La tyrannie du dénivelé sur la côte normande
Trente-six pour cent de pente moyenne sur le tronçon le plus agonisant de la Côte de Saint-Laurent. C'est le chiffre qui empêche de dormir les favoris attendus ce samedi sur le Triathlon Longue Distance (L) – Lepape. Plus qu'une ascension, c'est un véritable guet-apens de 300 mètres situé dès la sortie de la T1, obligeant les triathlètes à piocher dans leurs réserves et à prier pour que la chaîne ne saute pas sous une tension extrême. Cette année, la véritable information n'est pas l'affluence record, mais l'incertitude quant à la capacité du double vainqueur et recordman de l'épreuve, William Mennesson, à contenir l'assaut d'une nouvelle génération de spécialistes des watts venus pour le détrôner sur un parcours sans drafting qui ne laisse aucun répit tactique.

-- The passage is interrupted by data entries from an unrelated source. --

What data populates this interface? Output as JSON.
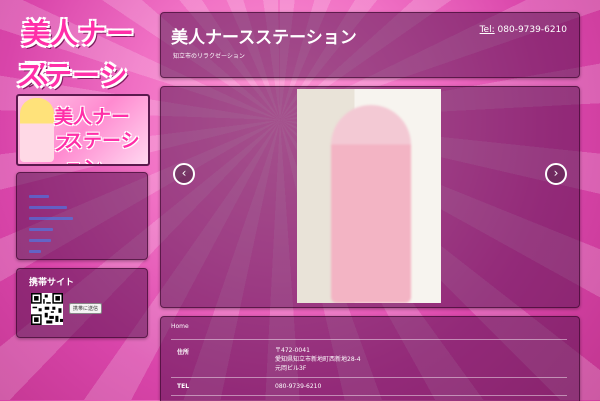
{
  "logo": {
    "line1": "美人ナース",
    "line2": "ステーション"
  },
  "banner": {
    "line1": "美人ナース",
    "line2": "ステーション"
  },
  "header": {
    "title": "美人ナースステーション",
    "subtitle": "知立市のリラクゼーション",
    "tel_label": "Tel:",
    "tel_number": "080-9739-6210"
  },
  "sidebar": {
    "nav_items": [
      "item1",
      "item2",
      "item3",
      "item4",
      "item5",
      "item6"
    ],
    "mobile_title": "携帯サイト",
    "mobile_button": "携帯に送信"
  },
  "slider": {
    "prev_icon": "chevron-left-icon",
    "next_icon": "chevron-right-icon"
  },
  "info": {
    "breadcrumb": "Home",
    "address_label": "住所",
    "address_value": "〒472-0041\n愛知県知立市新地町西新地28-4\n元岡ビル3F",
    "tel_label": "TEL",
    "tel_value": "080-9739-6210"
  },
  "colors": {
    "accent_pink": "#ff2fa8",
    "panel": "#5a1450",
    "link_blue": "#3a86ff"
  }
}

L'asphalte de Deauville est souvent traître. Les prévisions météo annoncent des rafales de vent latéral qui pourraient transformer le secteur cycliste de 88 kilomètres en un véritable enfer pour les vélos de chrono. Dans le paddock, il se murmure que plusieurs élites optent pour des profils de roues moins agressifs afin d'éviter les frayeurs dans les descentes techniques vers la vallée de la Touques. Celui qui gérera mal l'acide lactique dans les rampes à 15 % qui jalonnent le parcours arrivera au parc à vélos avec des jambes en coton, avant d'affronter un semi-marathon final sur les emblématiques Planches de Deauville qui s'annonce éternel sous le soleil de juin.
La vitesse pure prend le relais dimanche
Pendant que les puristes de l'endurance pansent leurs plaies, le focus se tournera dimanche vers le Loubsol Distance Olympique (M). Ici, le scénario change radicalement : on attend une natation sauvage dans la Manche, avec des courants qui déportent souvent les nageurs les moins expérimentés. La clé sera la sortie de l'eau ; les 500 premiers mètres de course à pied sur le sable jusqu'au parc de transition détermineront qui intégrera le groupe de tête. Pour ceux qui cherchent des débuts moins éprouvants, le Triathlon Découverte (S) servira de baromètre samedi, tandis que vendredi soir, le 10KM – Powerade testera la pointe de vitesse des runners locaux sur un tracé plat mais balayé par les embruns.
Le record de 3:51:30 sur la distance L semble solide, mais l'agressivité du peloton cette saison sur le circuit européen suggère que, si le vent accorde une trêve, on pourrait assister à une véritable hécatombe chronométrique. La pression repose sur les épaules des locaux, contraints de défendre le fort face à l'armada britannique qui traverse la Manche avec une soif de podium.